The Combined Gas Law provides a mathematical tool for understanding how gases behave under changing conditions. This principle establishes a direct relationship between the three primary measurable properties of a fixed amount of gas: pressure, volume, and temperature. By synthesizing the findings of Boyle, Charles, and Gay-Lussac, the Combined Gas Law allows prediction of a gas’s state when two of its properties are altered simultaneously. Its utility lies in its ability to model gas behavior accurately, whether predicting the expansion of a balloon or calculating the capacity of an industrial gas tank. Mastering this law involves applying a straightforward algebraic formula to solve for any missing value.
Defining the Combined Gas Law Variables
The mathematical representation of this principle is \(P_1V_1/T_1 = P_2V_2/T_2\), a formula that relates the initial state of a gas to its final state. In this equation, ‘P’ represents the pressure exerted by the gas. Pressure is commonly measured in units such as atmospheres (atm), kilopascals (kPa), or millimeters of mercury (mmHg).
The letter ‘V’ stands for the volume occupied by the gas, which is the amount of space it fills, typically measured in liters (L) or milliliters (mL). The final variable, ‘T,’ represents the absolute temperature of the gas, a measure of the average kinetic energy of its particles.
The subscripts ‘1’ and ‘2’ differentiate between the gas’s condition at two distinct points in time. Subscript ‘1’ denotes the initial state (pressure, volume, and temperature) before any change occurs, while subscript ‘2’ refers to the final state after conditions have been altered.

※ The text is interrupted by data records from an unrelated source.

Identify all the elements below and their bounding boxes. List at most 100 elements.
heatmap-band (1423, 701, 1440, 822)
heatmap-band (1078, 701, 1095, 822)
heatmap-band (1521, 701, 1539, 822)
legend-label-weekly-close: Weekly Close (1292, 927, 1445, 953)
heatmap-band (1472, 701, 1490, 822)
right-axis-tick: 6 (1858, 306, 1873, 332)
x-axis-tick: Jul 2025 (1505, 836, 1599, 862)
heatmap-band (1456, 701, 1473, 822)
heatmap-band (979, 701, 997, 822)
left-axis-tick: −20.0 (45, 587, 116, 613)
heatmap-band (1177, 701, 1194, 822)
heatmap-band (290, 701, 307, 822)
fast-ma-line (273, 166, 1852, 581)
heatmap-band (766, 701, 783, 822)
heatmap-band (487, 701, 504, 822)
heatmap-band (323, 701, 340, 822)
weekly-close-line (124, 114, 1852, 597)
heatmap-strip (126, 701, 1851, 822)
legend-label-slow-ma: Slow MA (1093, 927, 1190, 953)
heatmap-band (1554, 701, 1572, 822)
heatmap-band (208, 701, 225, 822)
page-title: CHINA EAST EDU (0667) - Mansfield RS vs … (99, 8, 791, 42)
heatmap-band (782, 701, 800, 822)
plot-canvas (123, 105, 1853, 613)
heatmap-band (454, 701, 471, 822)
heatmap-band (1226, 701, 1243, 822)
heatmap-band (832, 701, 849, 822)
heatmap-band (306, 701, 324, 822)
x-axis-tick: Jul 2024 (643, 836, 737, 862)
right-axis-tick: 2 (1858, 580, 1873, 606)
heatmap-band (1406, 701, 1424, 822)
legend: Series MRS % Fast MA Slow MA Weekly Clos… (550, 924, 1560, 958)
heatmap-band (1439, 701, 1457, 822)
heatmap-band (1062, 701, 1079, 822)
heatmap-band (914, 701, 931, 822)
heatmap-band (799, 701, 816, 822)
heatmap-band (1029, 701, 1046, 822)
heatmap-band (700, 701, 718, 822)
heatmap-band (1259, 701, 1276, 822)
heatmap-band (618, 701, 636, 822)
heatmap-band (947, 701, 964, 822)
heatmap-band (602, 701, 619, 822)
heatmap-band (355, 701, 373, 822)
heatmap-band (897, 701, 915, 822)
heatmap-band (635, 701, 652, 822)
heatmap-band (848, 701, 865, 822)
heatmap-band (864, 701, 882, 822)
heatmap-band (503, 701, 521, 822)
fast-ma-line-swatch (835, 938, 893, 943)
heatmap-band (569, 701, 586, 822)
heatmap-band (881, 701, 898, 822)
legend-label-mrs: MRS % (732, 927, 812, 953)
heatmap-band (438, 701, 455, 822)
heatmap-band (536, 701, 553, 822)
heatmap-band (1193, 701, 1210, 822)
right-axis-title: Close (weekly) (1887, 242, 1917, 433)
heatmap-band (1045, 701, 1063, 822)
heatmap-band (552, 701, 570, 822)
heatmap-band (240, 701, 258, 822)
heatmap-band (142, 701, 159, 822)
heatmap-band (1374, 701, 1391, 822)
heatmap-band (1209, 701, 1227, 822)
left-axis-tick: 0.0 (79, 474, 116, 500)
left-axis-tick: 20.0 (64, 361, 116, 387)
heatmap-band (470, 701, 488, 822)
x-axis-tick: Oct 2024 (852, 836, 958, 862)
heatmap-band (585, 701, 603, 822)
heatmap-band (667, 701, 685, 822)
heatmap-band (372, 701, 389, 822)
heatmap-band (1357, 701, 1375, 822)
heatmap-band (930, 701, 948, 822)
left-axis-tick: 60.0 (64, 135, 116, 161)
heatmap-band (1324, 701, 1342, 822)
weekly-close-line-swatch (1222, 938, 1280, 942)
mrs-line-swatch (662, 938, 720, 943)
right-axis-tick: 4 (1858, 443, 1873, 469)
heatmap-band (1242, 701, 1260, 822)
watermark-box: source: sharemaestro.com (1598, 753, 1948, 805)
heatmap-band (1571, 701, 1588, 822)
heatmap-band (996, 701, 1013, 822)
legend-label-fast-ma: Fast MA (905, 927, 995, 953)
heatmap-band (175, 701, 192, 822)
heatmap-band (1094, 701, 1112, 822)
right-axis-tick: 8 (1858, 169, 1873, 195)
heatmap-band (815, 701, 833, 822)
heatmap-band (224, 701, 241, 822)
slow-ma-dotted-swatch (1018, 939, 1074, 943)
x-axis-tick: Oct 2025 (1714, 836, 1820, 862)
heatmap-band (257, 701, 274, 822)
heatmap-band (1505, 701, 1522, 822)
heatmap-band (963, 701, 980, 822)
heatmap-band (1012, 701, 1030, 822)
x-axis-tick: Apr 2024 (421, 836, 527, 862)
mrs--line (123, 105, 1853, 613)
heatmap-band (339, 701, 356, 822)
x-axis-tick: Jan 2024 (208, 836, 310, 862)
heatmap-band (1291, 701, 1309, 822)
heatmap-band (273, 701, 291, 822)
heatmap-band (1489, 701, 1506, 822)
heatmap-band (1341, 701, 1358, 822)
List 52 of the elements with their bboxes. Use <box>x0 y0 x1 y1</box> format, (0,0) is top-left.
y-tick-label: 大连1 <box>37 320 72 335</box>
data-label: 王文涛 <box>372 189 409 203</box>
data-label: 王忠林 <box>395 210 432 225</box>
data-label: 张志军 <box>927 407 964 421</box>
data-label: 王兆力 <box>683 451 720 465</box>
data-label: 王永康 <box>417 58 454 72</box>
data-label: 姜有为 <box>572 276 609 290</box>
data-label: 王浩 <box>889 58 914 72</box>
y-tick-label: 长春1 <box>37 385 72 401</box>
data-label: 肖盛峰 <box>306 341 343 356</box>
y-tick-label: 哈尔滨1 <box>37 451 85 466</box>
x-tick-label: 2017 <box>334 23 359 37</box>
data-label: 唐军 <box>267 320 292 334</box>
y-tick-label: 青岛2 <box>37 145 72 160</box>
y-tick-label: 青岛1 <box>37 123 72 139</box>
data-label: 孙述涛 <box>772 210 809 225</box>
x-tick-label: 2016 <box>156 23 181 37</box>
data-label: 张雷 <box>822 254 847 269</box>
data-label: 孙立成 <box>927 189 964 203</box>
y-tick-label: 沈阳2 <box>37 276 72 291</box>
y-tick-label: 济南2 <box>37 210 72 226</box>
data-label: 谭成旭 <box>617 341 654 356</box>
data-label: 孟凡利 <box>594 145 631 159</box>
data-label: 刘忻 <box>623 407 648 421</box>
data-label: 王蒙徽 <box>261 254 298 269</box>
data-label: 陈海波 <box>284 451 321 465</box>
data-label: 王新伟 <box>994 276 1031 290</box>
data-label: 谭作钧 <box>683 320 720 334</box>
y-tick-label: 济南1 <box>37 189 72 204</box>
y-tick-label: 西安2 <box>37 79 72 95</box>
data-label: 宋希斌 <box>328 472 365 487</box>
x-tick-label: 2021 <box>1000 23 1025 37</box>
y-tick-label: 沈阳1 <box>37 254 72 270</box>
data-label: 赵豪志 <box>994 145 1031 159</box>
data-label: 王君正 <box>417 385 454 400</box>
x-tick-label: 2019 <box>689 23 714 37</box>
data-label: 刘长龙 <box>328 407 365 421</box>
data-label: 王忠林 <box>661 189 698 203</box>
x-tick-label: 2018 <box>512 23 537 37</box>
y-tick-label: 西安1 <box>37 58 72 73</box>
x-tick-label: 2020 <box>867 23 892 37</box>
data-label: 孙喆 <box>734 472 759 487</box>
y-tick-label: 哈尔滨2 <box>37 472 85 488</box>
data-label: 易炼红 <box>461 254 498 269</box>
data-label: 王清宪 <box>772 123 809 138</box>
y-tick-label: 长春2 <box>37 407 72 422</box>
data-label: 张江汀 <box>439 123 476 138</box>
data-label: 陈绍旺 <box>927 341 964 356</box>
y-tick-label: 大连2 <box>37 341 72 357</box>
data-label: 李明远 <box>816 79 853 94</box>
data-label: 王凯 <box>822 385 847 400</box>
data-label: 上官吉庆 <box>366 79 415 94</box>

The units for pressure and volume must remain consistent throughout the calculation. For instance, if \(P_1\) is in atmospheres, \(P_2\) will also be calculated in atmospheres. This consistency ensures that the ratios remain valid on both sides of the equation.
Mandatory Unit Conversions for Calculation
The Combined Gas Law requires the use of an absolute temperature scale, meaning temperature must always be expressed in Kelvin (K). The Celsius scale is unsuitable because its zero point is based on the freezing point of water, which could lead to division by zero or negative values in the equation.
The Kelvin scale is the absolute thermodynamic temperature scale, beginning at absolute zero. This ensures all Kelvin temperatures are positive, allowing the temperature ratio in the gas law equation to accurately reflect the proportional change in kinetic energy.
Converting a Celsius temperature (\(C\)) to Kelvin (\(K\)) uses the formula \(K = C + 273.15\). For example, \(25.0^\circ \text{C}\) converts to \(298.15\text{ K}\). This conversion must be performed on both the initial temperature (\(T_1\)) and the final temperature (\(T_2\)) if they are provided in Celsius.
The units for pressure and volume offer flexibility, provided they match on both sides of the equation. If \(V_1\) is in milliliters and \(P_1\) is in kilopascals, the calculated values for \(V_2\) and \(P_2\) will emerge in milliliters and kilopascals, respectively.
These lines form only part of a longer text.